Configuration part is done. Let's create a simple remote object class.
package org.example.flex;

import org.springframework.flex.remoting.RemotingDestination;
import org.springframework.stereotype.Service;

@Service
@RemotingDestination( value = "simpleService", channels = { "default-amf", "secure-amf" } )
public class SimpleService {
    public Boolean test() {
 return Boolean.TRUE;
    }
}
That's it! SimpleService is declared as simple POJO with @RemotingDestination annotation and will be discovered by Spring configuration and automatically published as remote object for "default-amf" and "secure-amf" channels.
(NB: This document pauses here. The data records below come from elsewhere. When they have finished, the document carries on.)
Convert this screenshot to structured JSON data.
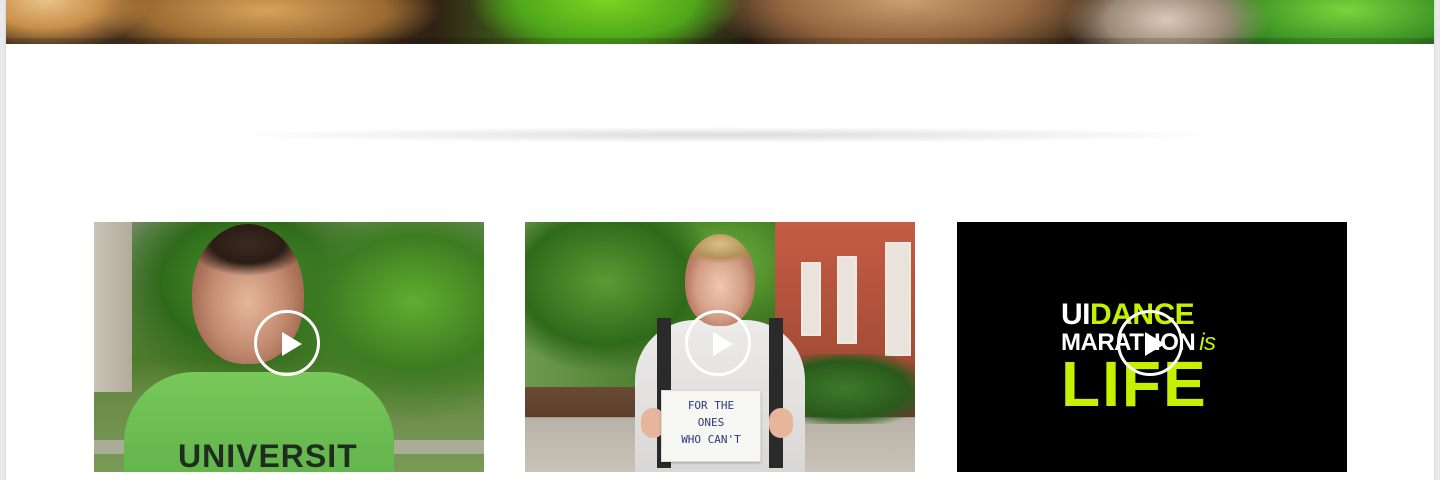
{
  "videos": [
    {
      "id": "video-1",
      "shirt_text": "UNIVERSIT",
      "play_icon": "play-icon"
    },
    {
      "id": "video-2",
      "sign_text": "FOR THE\nONES\nWHO CAN'T",
      "play_icon": "play-icon"
    },
    {
      "id": "video-3",
      "logo": {
        "ui": "UI",
        "dance": "DANCE",
        "marathon": "MARATHON",
        "is": "is",
        "life": "LIFE"
      },
      "play_icon": "play-icon"
    }
  ],
  "colors": {
    "accent_lime": "#c6f000",
    "page_bg": "#ffffff"
  }
}
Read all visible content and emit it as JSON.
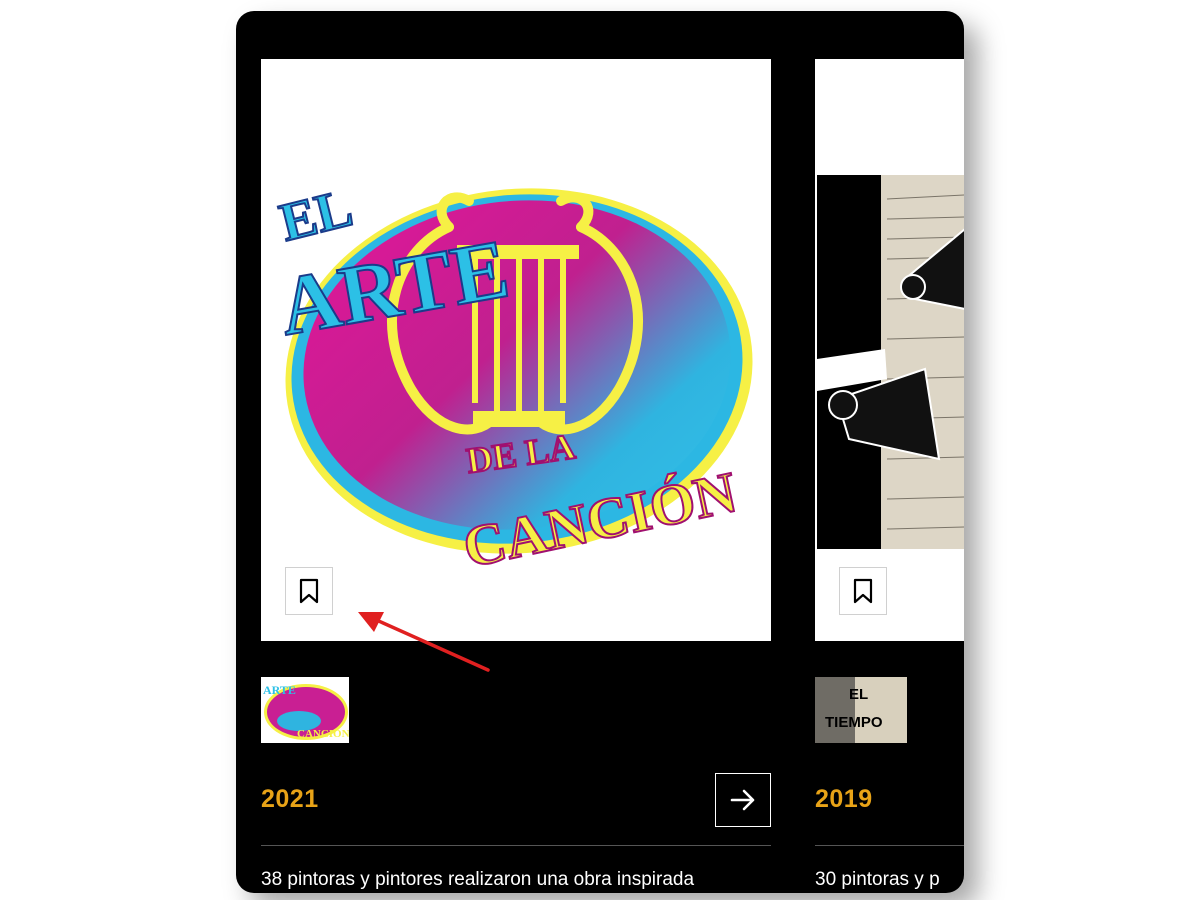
{
  "colors": {
    "background": "#000000",
    "year_accent": "#E8A317",
    "annotation_arrow": "#E02020"
  },
  "cards": [
    {
      "year": "2021",
      "image_logo": {
        "line1": "EL",
        "line2": "ARTE",
        "line3": "DE LA",
        "line4": "CANCIÓN"
      },
      "bookmark_icon": "bookmark-icon",
      "thumbnail_icon": "el-arte-de-la-cancion-thumbnail",
      "next_icon": "arrow-right-icon",
      "description": "38 pintoras y pintores realizaron una obra inspirada"
    },
    {
      "year": "2019",
      "thumbnail_text": {
        "line1": "EL",
        "line2": "TIEMPO"
      },
      "bookmark_icon": "bookmark-icon",
      "description": "30 pintoras y p"
    }
  ]
}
Integrating Spring Security is again just a few configuration lines. Here is an example:
<?xml version="1.0" encoding="UTF-8"?>
<beans xmlns="http://www.springframework.org/schema/beans"
  xmlns:security="http://www.springframework.org/schema/security"
  xmlns:context="http://www.springframework.org/schema/context"
  xmlns:flex="http://www.springframework.org/schema/flex"
  xmlns:xsi="http://www.w3.org/2001/XMLSchema-instance"
  xsi:schemaLocation="
 http://www.springframework.org/schema/context
 http://www.springframework.org/schema/context/spring-context-2.5.xsd  
 http://www.springframework.org/schema/beans
 http://www.springframework.org/schema/beans/spring-beans-2.5.xsd
 http://www.springframework.org/schema/flex
 http://www.springframework.org/schema/flex/spring-flex-1.0.xsd
 http://www.springframework.org/schema/security 
 http://www.springframework.org/schema/security/spring-security-3.0.xsd">

    <context:annotation-config />   
    <context:component-scan base-package="org.example.flex" />

    <bean id="authenticationProvider" class="org.example.flex.CustomAuthenticationProvider" /> 

    <security:authentication-manager alias="authenticationManager">
        <security:authentication-provider ref="authenticationProvider" />  
    </security:authentication-manager> 
  
    <flex:message-broker id="_messageBroker" services-config-path="/WEB-INF/flex/services-config.xml">
       <flex:message-service default-channels="default-amf, secure-amf" />     
       <flex:secured authentication-manager="authenticationManager" />        
    </flex:message-broker>   
</beans>
Spring Flex also provides a bunch of interesting features such as exception translators. It worthwhile to look at this project if you are developing Flex applications with Adobe BlazeDS.

2 comments:

Christian said...

What do you mean by @RemoteObject tag? I do not see that on your POJO code nor I could find it in my project.

Andriy Redko said...

Hi Chrisitian,

My mistake. It should be @RemotingDestination annotation, not a @RemoteObject. I updated the post. Thank you.